Mathias Remue, arrière belge du Stade Toulousain, vient de prolonger son contrat de trois ans.
À 24 ans, il affiche sans détour son ambition : devenir un élément clé d’un effectif parmi les plus relevés d’Europe, malgré la présence de Ntamack, Ramos et Capuozzo.
« M’imposer comme un joueur important » : la prolongation qui change tout
Trois ans. C’est la durée du nouveau contrat que Mathias Remue vient de parapher avec le Stade Toulousain selon Midi Olympique, du 08/06/2026. Un engagement long, fort, et délibéré.
Le club ne signe pas trois ans avec un joueur par hasard. Toulouse a vu quelque chose chez cet arrière belge de 24 ans. Sept matchs en Top 14, dont cinq titularisations : les chiffres sont encore modestes, mais ils racontent une intégration progressive dans un effectif parmi les plus exigeants d’Europe.
Remue ne se cache pas derrière la prudence. Il assume son objectif sans détour : « Je viens de prolonger mon contrat de trois ans avec le Stade Toulousain, donc mon objectif est de continuer à progresser chaque jour » (Mathias Remue, Midi Olympique, 08/06/2026). La suite logique de cette progression ? « M’imposer comme un joueur important de l’équipe. »
Ce n’est pas de l’arrogance. C’est de la clarté une qualité indispensable dans un effectif aussi exigeant.
Aux côtés de Ntamack, Ramos et Capuozzo : la concurrence saine comme tremplin
Romain Ntamack. Thomas Ramos. Ange Capuozzo. Trois internationaux de classe mondiale, trois joueurs capables d’évoluer dans les lignes arrières toulousaines. Remue les côtoie chaque semaine à l’entraînement.
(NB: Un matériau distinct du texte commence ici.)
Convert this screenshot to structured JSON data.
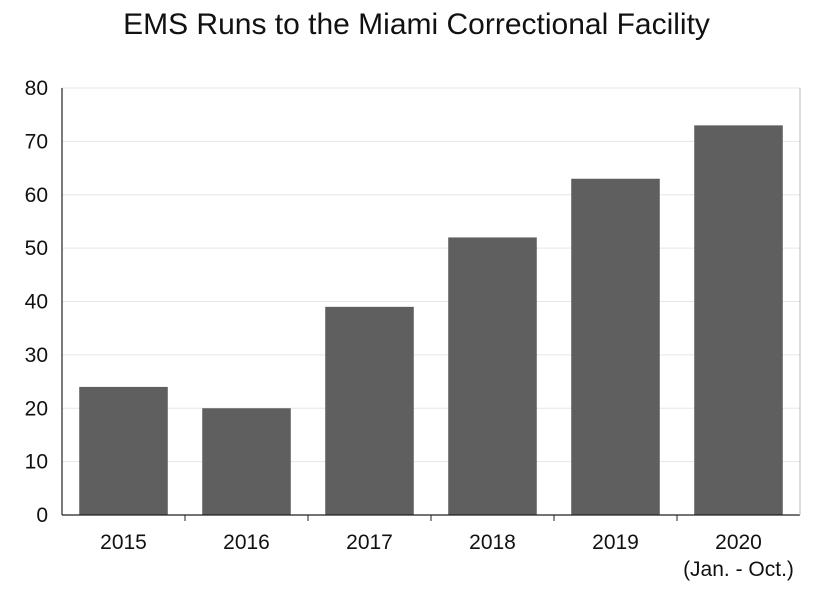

Une situation qui pourrait paralyser un jeune joueur. Remue y voit une chance. « J’ai la chance d’évoluer aux côtés de Romain Ntamack, Thomas Ramos ou encore Ange Capuozzo, tous internationaux », reconnaît-il sans amertume (Midi Olympique, 08/06/2026).
Ce qui frappe dans son discours, c’est l’absence de ressentiment. Pas de plainte sur le temps de jeu, pas de frustration exprimée. À la place : une lecture lucide de son environnement. « La concurrence est saine. Certains donnent plus de conseils que d’autres, mais l’état d’esprit reste très positif » (Mathias Remue, Midi Olympique, 08/06/2026).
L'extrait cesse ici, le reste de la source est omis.